Michelin-Chefin Juliane Caspar im Kompottsurfer-Interview: „Man überschätzt den Chauvinismus der Franzosen“

Sie ist zur mächtigsten Frau der internationalen Gastronomieszene aufgestiegen und leitet seit einem Jahr den legendären Michelin Guide France. Als erste Frau überhaupt. Und zum ersten Mal ist diese Position nicht mit einem Franzosen besetzt. Nachdem Juliane Caspar (39), die aus dem Ruhrgebiet stammt, in ihrem ersten Paris-Jahr keinerlei Interviews gegeben hatte, stand sie dem Kompottsurfer nun für ein ausführliches Gespräch zur Verfügung.

Frau Caspar, erst einmal herzlichen Glückwunsch zum Erscheinen des ersten Michelin Guide France unter Ihrer Leitung. Wie lautet eigentlich Ihre offizielle Bezeichnung? Chefinspektorin?

Chefredakteurin. Ich habe allerdings keine journalistische Ausbildung absolviert, was die Bezeichnung vielleicht nahe legen könnte, sondern eine Ausbildung zur Hotelfachfrau gemacht und bin dann über Stationen in der Spitzengastronomie in Deutschland, England,Italien und Südafrika 2002 als Inspektorin zum Michelin Deutschland gekommen. Kurze Zeit später beerbte ich dann unseren ehemaligen Chefredakteur, der in den Ruhestand ging. Anfang 2009 übernahm ich die Leitung des Guide Frankreich.
Sie stammen aus einer kulinarisch lange Zeit nicht gerade verwöhnten Region, dem Ruhrgebiet und sind in Bochum geboren. Können sie denn auch folgende Liedzeile von Herbert Grönemeyer vervollständigen? … machst mit dem den Doppelpass jeden Gegner nass ….
(lacht) Na klar: du und dein VfL! So weit bin ich dann doch noch verbunden, dass ich sogar weiß, dass die Bochumer am letzten Wochenende verloren haben.
Stimmt.
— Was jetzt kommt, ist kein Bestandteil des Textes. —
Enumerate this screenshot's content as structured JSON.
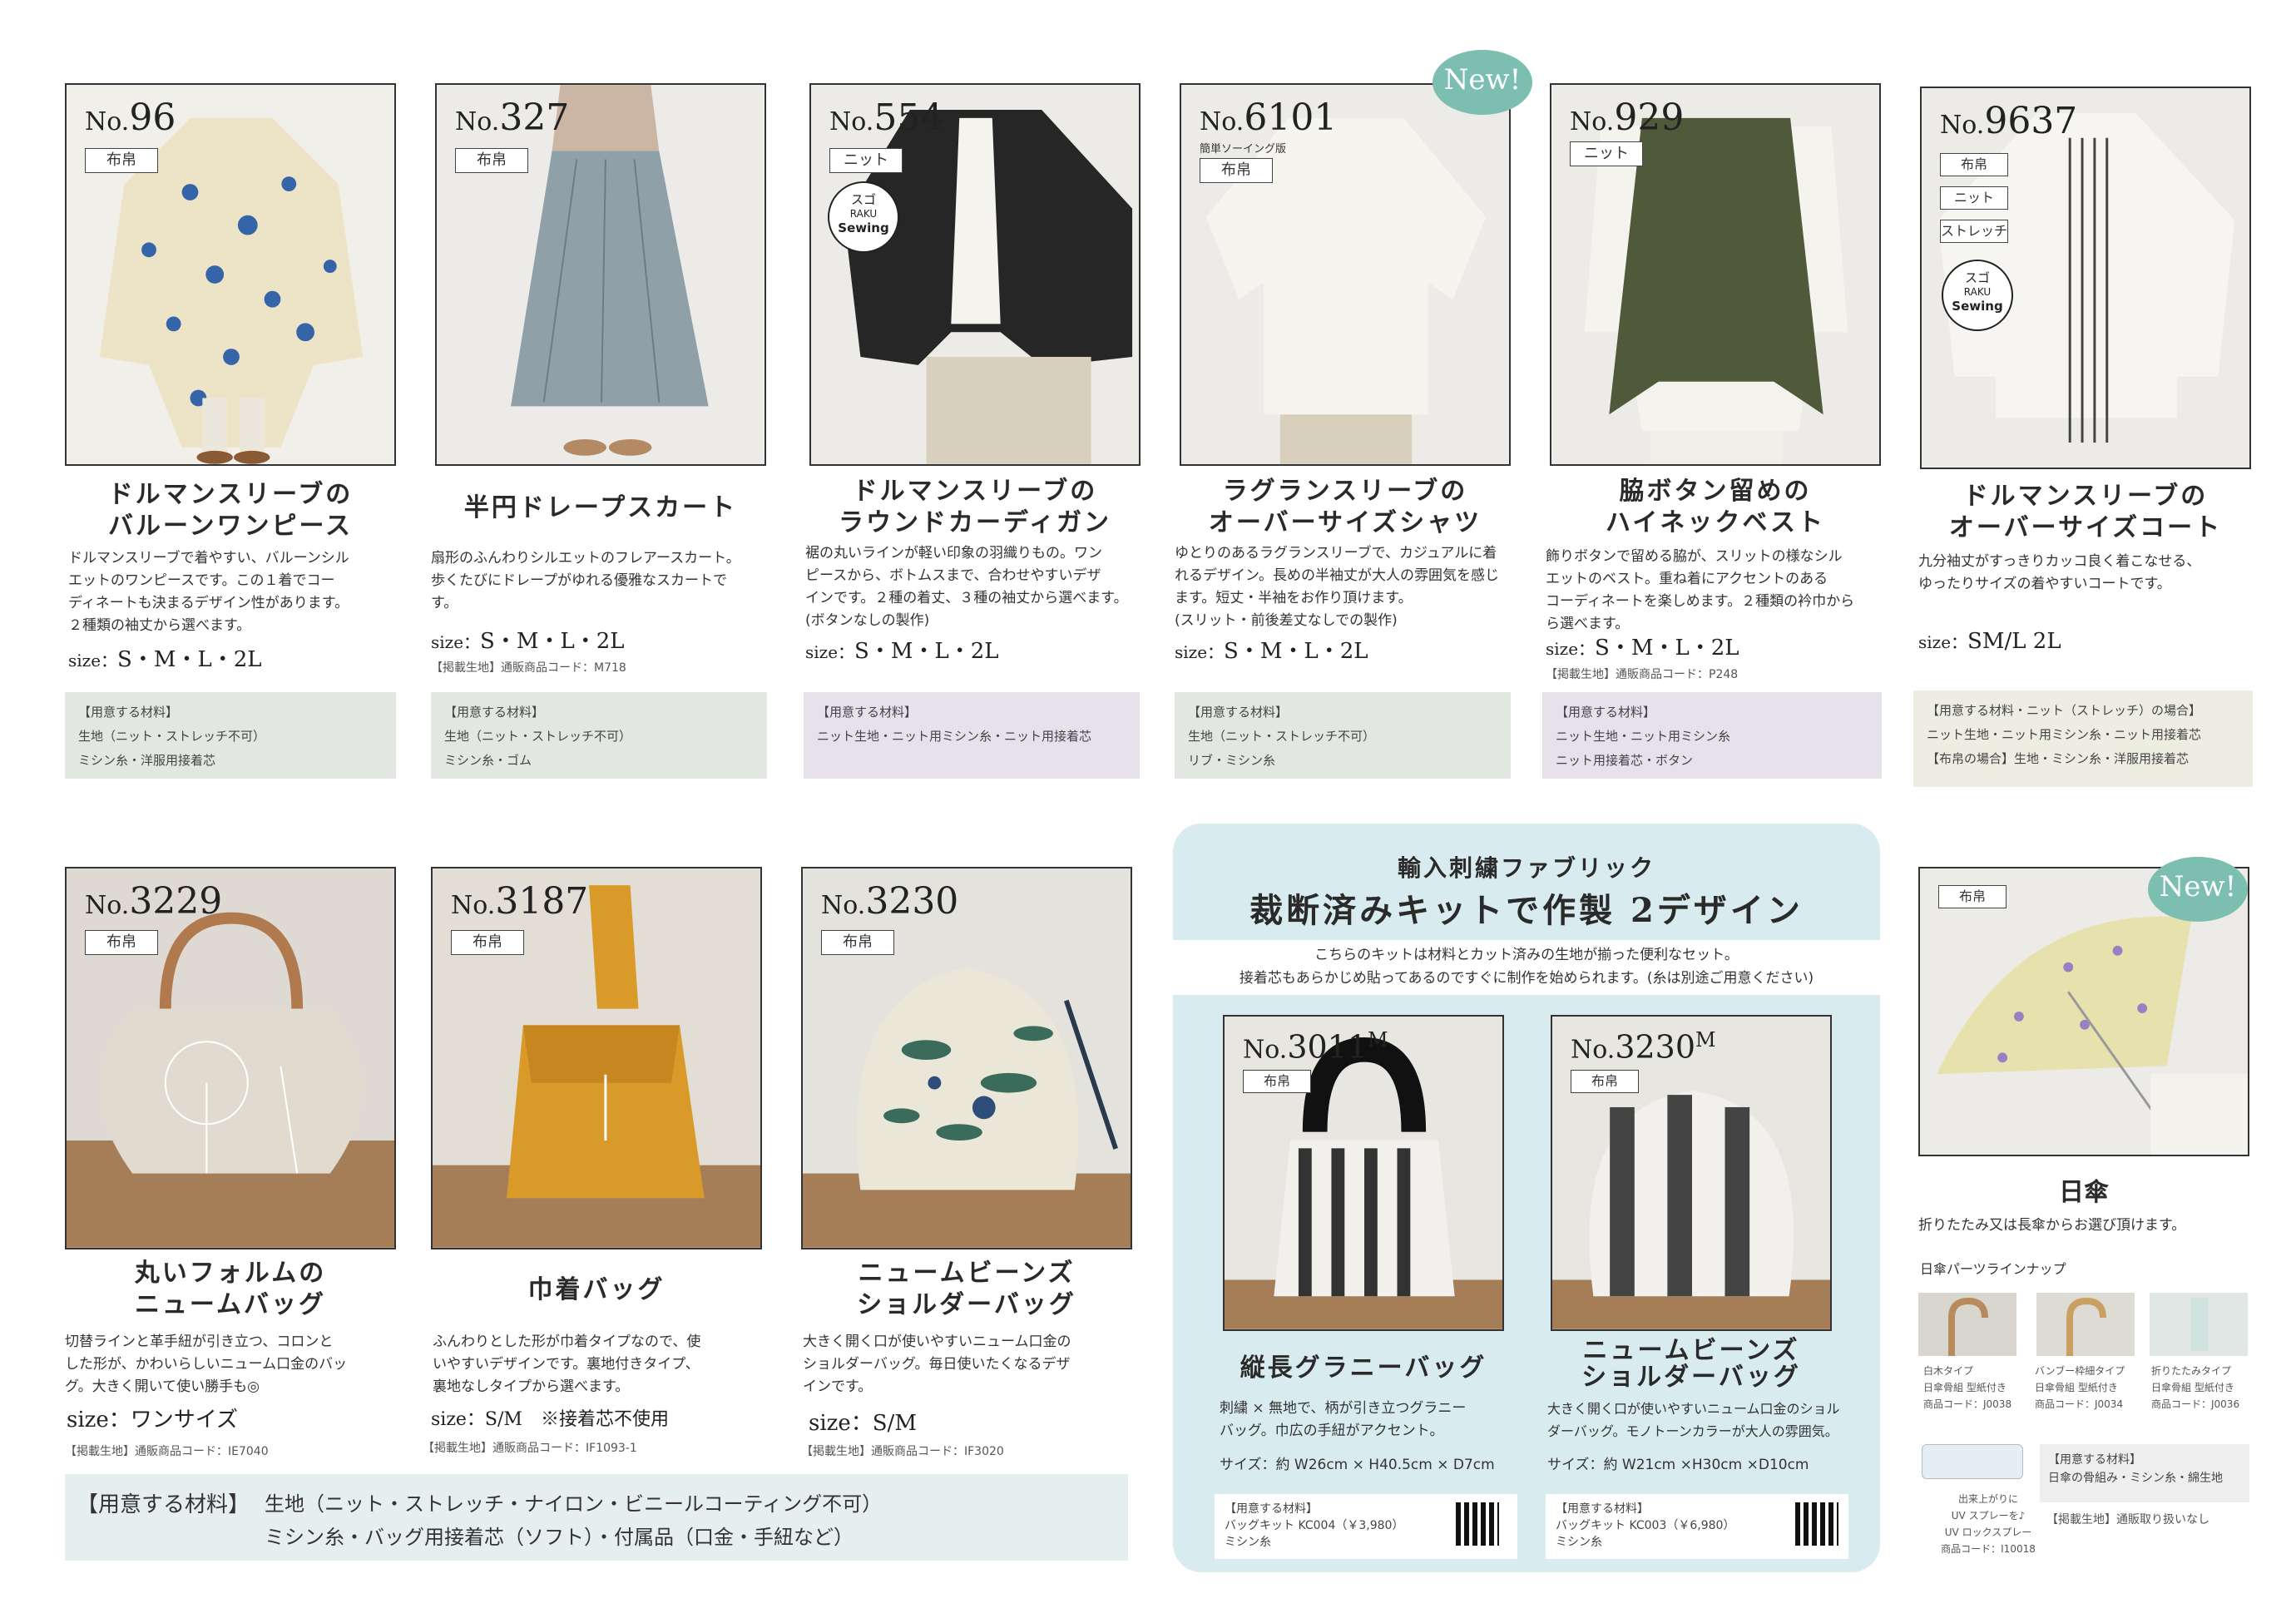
{
  "products_top": [
    {
      "no": "96",
      "tags": [
        "布帛"
      ],
      "title": [
        "ドルマンスリーブの",
        "バルーンワンピース"
      ],
      "desc": [
        "ドルマンスリーブで着やすい、バルーンシル",
        "エットのワンピースです。この１着でコー",
        "ディネートも決まるデザイン性があります。",
        "２種類の袖丈から選べます。"
      ],
      "size": "S・M・L・2L",
      "code": "",
      "materials": [
        "【用意する材料】",
        "生地（ニット・ストレッチ不可）",
        "ミシン糸・洋服用接着芯"
      ]
    },
    {
      "no": "327",
      "tags": [
        "布帛"
      ],
      "title": [
        "半円ドレープスカート"
      ],
      "desc": [
        "扇形のふんわりシルエットのフレアースカート。",
        "歩くたびにドレープがゆれる優雅なスカートで",
        "す。"
      ],
      "size": "S・M・L・2L",
      "code": "【掲載生地】通販商品コード：M718",
      "materials": [
        "【用意する材料】",
        "生地（ニット・ストレッチ不可）",
        "ミシン糸・ゴム"
      ]
    },
    {
      "no": "554",
      "tags": [
        "ニット"
      ],
      "title": [
        "ドルマンスリーブの",
        "ラウンドカーディガン"
      ],
      "desc": [
        "裾の丸いラインが軽い印象の羽織りもの。ワン",
        "ピースから、ボトムスまで、合わせやすいデザ",
        "インです。２種の着丈、３種の袖丈から選べます。",
        "(ボタンなしの製作)"
      ],
      "size": "S・M・L・2L",
      "code": "",
      "materials": [
        "【用意する材料】",
        "ニット生地・ニット用ミシン糸・ニット用接着芯"
      ]
    },
    {
      "no": "6101",
      "sub": "簡単ソーイング版",
      "tags": [
        "布帛"
      ],
      "title": [
        "ラグランスリーブの",
        "オーバーサイズシャツ"
      ],
      "desc": [
        "ゆとりのあるラグランスリーブで、カジュアルに着",
        "れるデザイン。長めの半袖丈が大人の雰囲気を感じ",
        "ます。短丈・半袖をお作り頂けます。",
        "(スリット・前後差丈なしでの製作)"
      ],
      "size": "S・M・L・2L",
      "code": "",
      "materials": [
        "【用意する材料】",
        "生地（ニット・ストレッチ不可）",
        "リブ・ミシン糸"
      ]
    },
    {
      "no": "929",
      "tags": [
        "ニット"
      ],
      "title": [
        "脇ボタン留めの",
        "ハイネックベスト"
      ],
      "desc": [
        "飾りボタンで留める脇が、スリットの様なシル",
        "エットのベスト。重ね着にアクセントのある",
        "コーディネートを楽しめます。２種類の衿巾から",
        "ら選べます。"
      ],
      "size": "S・M・L・2L",
      "code": "【掲載生地】通販商品コード：P248",
      "materials": [
        "【用意する材料】",
        "ニット生地・ニット用ミシン糸",
        "ニット用接着芯・ボタン"
      ]
    },
    {
      "no": "9637",
      "tags": [
        "布帛",
        "ニット",
        "ストレッチ"
      ],
      "title": [
        "ドルマンスリーブの",
        "オーバーサイズコート"
      ],
      "desc": [
        "九分袖丈がすっきりカッコ良く着こなせる、",
        "ゆったりサイズの着やすいコートです。"
      ],
      "size": "SM/L 2L",
      "code": "",
      "materials": [
        "【用意する材料・ニット（ストレッチ）の場合】",
        "ニット生地・ニット用ミシン糸・ニット用接着芯",
        "【布帛の場合】生地・ミシン糸・洋服用接着芯"
      ]
    }
  ],
  "labels": {
    "size": "size：",
    "new": "New!",
    "raku_top": "スゴ",
    "raku_mid": "RAKU",
    "raku_bot": "Sewing"
  },
  "bags": [
    {
      "no": "3229",
      "tag": "布帛",
      "title": [
        "丸いフォルムの",
        "ニュームバッグ"
      ],
      "desc": [
        "切替ラインと革手紐が引き立つ、コロンと",
        "した形が、かわいらしいニューム口金のバッ",
        "グ。大きく開いて使い勝手も◎"
      ],
      "size": "size：ワンサイズ",
      "code": "【掲載生地】通販商品コード：IE7040"
    },
    {
      "no": "3187",
      "tag": "布帛",
      "title": [
        "巾着バッグ"
      ],
      "desc": [
        "ふんわりとした形が巾着タイプなので、使",
        "いやすいデザインです。裏地付きタイプ、",
        "裏地なしタイプから選べます。"
      ],
      "size": "size：S/M　※接着芯不使用",
      "code": "【掲載生地】通販商品コード：IF1093-1"
    },
    {
      "no": "3230",
      "tag": "布帛",
      "title": [
        "ニュームビーンズ",
        "ショルダーバッグ"
      ],
      "desc": [
        "大きく開く口が使いやすいニューム口金の",
        "ショルダーバッグ。毎日使いたくなるデザ",
        "インです。"
      ],
      "size": "size：S/M",
      "code": "【掲載生地】通販商品コード：IF3020"
    }
  ],
  "bag_materials": {
    "label": "【用意する材料】",
    "line1": "生地（ニット・ストレッチ・ナイロン・ビニールコーティング不可）",
    "line2": "ミシン糸・バッグ用接着芯（ソフト）・付属品（口金・手紐など）"
  },
  "kit": {
    "heading1": "輸入刺繍ファブリック",
    "heading2": "裁断済みキットで作製 2デザイン",
    "intro1": "こちらのキットは材料とカット済みの生地が揃った便利なセット。",
    "intro2": "接着芯もあらかじめ貼ってあるのですぐに制作を始められます。(糸は別途ご用意ください)",
    "items": [
      {
        "no": "3011",
        "suffix": "M",
        "tag": "布帛",
        "title": [
          "縦長グラニーバッグ"
        ],
        "desc": [
          "刺繍 × 無地で、柄が引き立つグラニー",
          "バッグ。巾広の手紐がアクセント。"
        ],
        "size": "サイズ：約 W26cm × H40.5cm × D7cm",
        "materials": [
          "【用意する材料】",
          "バッグキット KC004（￥3,980）",
          "ミシン糸"
        ]
      },
      {
        "no": "3230",
        "suffix": "M",
        "tag": "布帛",
        "title": [
          "ニュームビーンズ",
          "ショルダーバッグ"
        ],
        "desc": [
          "大きく開く口が使いやすいニューム口金のショル",
          "ダーバッグ。モノトーンカラーが大人の雰囲気。"
        ],
        "size": "サイズ：約 W21cm ×H30cm ×D10cm",
        "materials": [
          "【用意する材料】",
          "バッグキット KC003（￥6,980）",
          "ミシン糸"
        ]
      }
    ]
  },
  "umbrella": {
    "tag": "布帛",
    "title": "日傘",
    "desc": "折りたたみ又は長傘からお選び頂けます。",
    "parts_heading": "日傘パーツラインナップ",
    "parts": [
      {
        "name": "白木タイプ",
        "l2": "日傘骨組 型紙付き",
        "l3": "商品コード：J0038"
      },
      {
        "name": "バンブー枠細タイプ",
        "l2": "日傘骨組 型紙付き",
        "l3": "商品コード：J0034"
      },
      {
        "name": "折りたたみタイプ",
        "l2": "日傘骨組 型紙付き",
        "l3": "商品コード：J0036"
      }
    ],
    "spray": {
      "l1": "出来上がりに",
      "l2": "UV スプレーを♪",
      "l3": "UV ロックスプレー",
      "l4": "商品コード：I10018"
    },
    "materials": [
      "【用意する材料】",
      "日傘の骨組み・ミシン糸・綿生地"
    ],
    "fabric_note": "【掲載生地】通販取り扱いなし"
  }
}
Nach acht Spielen ohne Niederlage in Folge. Kommen Sie gelegentlich noch in die alte Heimat?
Ja, ab und zu besuche ich in Bochum meine Verwandtschaft.
Dann haben Sie bestimmt auch einen Restauranttipp für uns, wohin Sie auch mit den Verwandten vor Ort essen gehen, oder?
Nein, keine Chance. Ich lasse mich dann ausschließlich privat bekochen.
Sie sind die erste Frau auf dem Chefredakteurssessel des Guide Michelin France, der jetzt zum ersten Mal nicht von einem Franzosen besetzt ist. Gab es auch kritische Stimmen in Frankreich nach ihrer Ernennung? Nach dem Motto: Was macht ausgerechnet eine Frau aus dem gastronomisch rückständigen Deutschland da oben?
Viel weniger als man es sich in Deutschland möglicherweise vorstellt. Intern ohnehin nicht, da mich die Mitarbeiter in Paris schon lange aus meiner Zeit beim Guide Deutschland kannten.
Und außerhalb?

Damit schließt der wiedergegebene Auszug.